Glymphatic dysfunction in multiple sclerosis and its association with disease pathology and disability

Abstract

Background: The role of the glymphatic system in multiple sclerosis (MS)-related disability remains underexplored. Diffusion-tensor image analysis along the perivascular space (DTI-ALPS) offers a non-invasive method to assess glymphatic function.

Objective: To evaluate glymphatic function in MS patients with lower and higher disability.

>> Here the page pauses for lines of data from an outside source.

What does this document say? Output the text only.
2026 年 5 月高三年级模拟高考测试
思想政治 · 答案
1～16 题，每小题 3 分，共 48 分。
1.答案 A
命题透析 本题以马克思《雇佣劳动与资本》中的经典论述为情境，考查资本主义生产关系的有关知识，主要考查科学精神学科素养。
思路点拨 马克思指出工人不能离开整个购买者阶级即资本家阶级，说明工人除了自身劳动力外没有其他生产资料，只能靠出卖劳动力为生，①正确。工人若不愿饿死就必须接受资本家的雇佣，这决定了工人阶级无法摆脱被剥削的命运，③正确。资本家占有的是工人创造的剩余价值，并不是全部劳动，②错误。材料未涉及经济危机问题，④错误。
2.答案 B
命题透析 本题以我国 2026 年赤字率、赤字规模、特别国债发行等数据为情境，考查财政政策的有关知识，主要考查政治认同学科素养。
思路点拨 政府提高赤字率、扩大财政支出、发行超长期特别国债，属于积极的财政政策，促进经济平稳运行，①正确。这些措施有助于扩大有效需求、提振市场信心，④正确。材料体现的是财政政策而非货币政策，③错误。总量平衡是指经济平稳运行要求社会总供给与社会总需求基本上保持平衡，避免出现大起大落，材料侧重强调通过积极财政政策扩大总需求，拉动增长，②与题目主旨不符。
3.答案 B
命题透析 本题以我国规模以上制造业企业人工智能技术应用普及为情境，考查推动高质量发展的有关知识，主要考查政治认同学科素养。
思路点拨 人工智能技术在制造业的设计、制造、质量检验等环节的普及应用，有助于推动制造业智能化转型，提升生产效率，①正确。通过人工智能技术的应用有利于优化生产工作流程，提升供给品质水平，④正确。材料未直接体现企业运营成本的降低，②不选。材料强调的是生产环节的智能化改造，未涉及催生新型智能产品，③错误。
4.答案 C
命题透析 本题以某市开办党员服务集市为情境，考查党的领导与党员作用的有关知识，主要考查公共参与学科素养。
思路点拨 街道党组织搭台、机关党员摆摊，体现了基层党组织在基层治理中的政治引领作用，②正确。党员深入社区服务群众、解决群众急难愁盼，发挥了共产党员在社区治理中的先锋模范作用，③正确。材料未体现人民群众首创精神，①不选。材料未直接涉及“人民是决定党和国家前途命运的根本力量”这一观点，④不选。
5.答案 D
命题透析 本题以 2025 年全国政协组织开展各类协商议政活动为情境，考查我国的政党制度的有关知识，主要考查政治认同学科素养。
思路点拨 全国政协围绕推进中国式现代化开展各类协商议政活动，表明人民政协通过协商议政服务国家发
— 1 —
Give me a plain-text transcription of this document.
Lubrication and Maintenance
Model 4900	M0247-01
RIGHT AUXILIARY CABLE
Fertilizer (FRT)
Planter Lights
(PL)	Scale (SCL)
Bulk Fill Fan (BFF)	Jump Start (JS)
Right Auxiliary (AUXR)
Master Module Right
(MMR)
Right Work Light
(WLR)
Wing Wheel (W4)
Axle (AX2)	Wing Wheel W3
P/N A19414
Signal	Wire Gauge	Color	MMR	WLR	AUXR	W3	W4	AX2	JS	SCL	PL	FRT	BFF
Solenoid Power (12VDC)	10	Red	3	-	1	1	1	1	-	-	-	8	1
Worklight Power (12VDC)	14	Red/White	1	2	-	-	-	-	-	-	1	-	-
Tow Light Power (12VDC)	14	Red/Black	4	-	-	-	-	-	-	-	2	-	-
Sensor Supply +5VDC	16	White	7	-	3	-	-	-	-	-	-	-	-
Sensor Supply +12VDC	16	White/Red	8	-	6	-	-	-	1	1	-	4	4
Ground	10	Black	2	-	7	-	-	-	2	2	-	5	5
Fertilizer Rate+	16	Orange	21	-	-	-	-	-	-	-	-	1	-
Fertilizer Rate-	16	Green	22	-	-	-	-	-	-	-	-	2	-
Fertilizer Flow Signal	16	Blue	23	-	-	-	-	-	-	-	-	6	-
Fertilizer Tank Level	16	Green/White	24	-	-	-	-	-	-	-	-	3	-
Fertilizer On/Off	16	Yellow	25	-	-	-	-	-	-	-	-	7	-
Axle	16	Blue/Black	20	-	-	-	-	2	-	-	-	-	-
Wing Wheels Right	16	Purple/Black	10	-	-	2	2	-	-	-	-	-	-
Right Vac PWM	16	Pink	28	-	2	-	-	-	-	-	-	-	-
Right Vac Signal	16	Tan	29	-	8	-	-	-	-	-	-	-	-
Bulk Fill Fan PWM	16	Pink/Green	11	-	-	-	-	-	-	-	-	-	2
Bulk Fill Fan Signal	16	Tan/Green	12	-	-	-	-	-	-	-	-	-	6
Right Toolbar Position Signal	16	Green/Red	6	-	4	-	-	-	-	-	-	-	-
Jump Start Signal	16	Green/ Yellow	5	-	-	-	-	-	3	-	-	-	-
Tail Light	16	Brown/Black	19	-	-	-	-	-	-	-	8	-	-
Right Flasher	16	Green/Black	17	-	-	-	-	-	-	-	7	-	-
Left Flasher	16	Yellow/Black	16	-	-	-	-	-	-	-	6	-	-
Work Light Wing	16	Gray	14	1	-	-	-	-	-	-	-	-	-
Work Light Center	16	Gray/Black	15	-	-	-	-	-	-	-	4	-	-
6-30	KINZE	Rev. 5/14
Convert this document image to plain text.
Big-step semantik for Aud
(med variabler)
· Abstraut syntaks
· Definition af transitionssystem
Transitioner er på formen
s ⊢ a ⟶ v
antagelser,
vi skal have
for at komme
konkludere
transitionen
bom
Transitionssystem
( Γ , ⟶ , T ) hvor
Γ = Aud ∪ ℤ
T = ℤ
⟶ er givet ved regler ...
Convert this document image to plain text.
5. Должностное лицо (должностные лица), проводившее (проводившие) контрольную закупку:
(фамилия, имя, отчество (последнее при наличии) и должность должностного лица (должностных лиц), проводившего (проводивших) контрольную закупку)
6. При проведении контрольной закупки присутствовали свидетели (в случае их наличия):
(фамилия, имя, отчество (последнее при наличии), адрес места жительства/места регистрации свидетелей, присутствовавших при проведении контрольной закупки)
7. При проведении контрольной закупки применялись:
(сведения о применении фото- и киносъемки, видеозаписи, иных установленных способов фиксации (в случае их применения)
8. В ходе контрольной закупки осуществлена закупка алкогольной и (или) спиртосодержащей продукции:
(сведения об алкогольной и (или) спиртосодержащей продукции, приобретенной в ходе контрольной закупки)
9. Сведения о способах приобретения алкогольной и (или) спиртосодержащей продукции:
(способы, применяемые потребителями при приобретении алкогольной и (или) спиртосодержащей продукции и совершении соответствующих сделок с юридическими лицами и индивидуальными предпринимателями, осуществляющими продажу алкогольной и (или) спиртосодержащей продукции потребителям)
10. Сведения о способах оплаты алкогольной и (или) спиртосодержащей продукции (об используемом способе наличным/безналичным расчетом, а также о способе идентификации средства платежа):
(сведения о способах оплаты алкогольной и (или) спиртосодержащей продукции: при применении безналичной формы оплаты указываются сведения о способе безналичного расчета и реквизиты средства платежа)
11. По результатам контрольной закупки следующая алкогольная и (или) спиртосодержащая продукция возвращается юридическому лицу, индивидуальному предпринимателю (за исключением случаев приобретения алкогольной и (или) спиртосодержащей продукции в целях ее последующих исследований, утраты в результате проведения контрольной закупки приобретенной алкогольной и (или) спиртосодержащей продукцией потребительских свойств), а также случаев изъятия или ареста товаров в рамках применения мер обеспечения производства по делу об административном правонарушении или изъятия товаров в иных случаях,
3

Methods: This study included 118 MS patients who underwent structural, diffusion-weighted imaging, and clinical assessment. The participants were divided into lower (MS-L, n = 57) and higher disability (MS-H, n = 61) subgroups. Brain parenchymal fraction (BPF), lesion load (LL), and DTI-ALPS index were measured. Subgroup differences and correlations between DTI-ALPS index and other measures were explored. Logistic regression was performed to evaluate BPF, LL, and DTI-ALPS index in classifying lower and higher disability patients.

Results: Significant differences in DTI-ALPS index between MS-H and MS-L (d = -0.71, false discovery rate-corrected p-value (p-FDR) = 0.001) were found. The DTI-ALPS index correlated significantly with disease duration (r_p = -0.29, p-FDR = 0.002) and EDSS (r_sp = -0.35, p-FDR = 0.0002). It also showed significant correlations with BPF and LL. DTI-ALPS index and LL were significant predictors of disability subgroup (DTI-ALPS: odds ratio (OR) = 1.77, p = 0.04, LL: OR = 0.94, p = 0.02).

Conclusion: Our findings highlight DTI-ALPS index as an imaging biomarker in MS, suggesting the involvement of glymphatic impairment in MS pathology, although further research is needed to elucidate its role in contributing to MS-related disability.

Keywords: DTI-ALPS; Multiple sclerosis; disability; glymphatic system; neurodegeneration; neuroinflammation.

Figure 1.

Group differences in brain parenchymal fraction, lesion load, and mean DTI-ALPS index. Raincloud plots depicting the distribution and differences between the higher (MS-H, green) and the lower (MS-L, orange) disability subgroups. Differences were calculated using ANCOVA adjusting for age and sex. (a) Brain parenchymal fraction (BPF), (b) lesion load, and (c) mean DTI-ALPS.

Figure 2.

Paired differences between left and right DTI-ALPS indices and correlation between mean DTI-ALPS index and age. (a) Right and left DTI-ALPS index measurements differences estimated using paired samples t-test and (b) correlation between mean DTI-ALPS index and age. Blue dashes represent the confidence interval, and green dashes represent the prediction intervals.

Figure 3.

Correlations with disease duration and EDSS. (a) Pearson’s correlation calculated between mean DTI-ALPS index and disease duration adjusting for sex and (b) Spearman’s correlation calculated between DTI-ALPS index and EDSS adjusting for age and sex. Blue dashes represent the confidence interval, and green dashes represent the prediction intervals.

Figure 4.

Correlations with imaging measures. Pearson’s partial correlations adjusting for age and sex between mean DTI-ALPS index and (a) brain parenchymal fraction (BPF), (b) gray matter fraction (GMF), (c) deep gray matter (DGM), (d) mean cortical thickness (CTh), (e) white matter fraction (WMF), and (f) lesion load. Blue dashes represent the confidence interval, and green dashes represent the prediction intervals.

Figure 5.

Multivariable logistic regression receiver-operating curve. ROC curve assessing the combined performance of the mean DTI-ALPS index, brain parenchymal fraction, and lesion load in predicting disability level.

Figure 6.

Independent receiver-operating curves for the mean DTI-ALPS index, brain parenchymal fraction, and lesion load. ROC curves assessing the performance of each imaging measure in predicting disability level.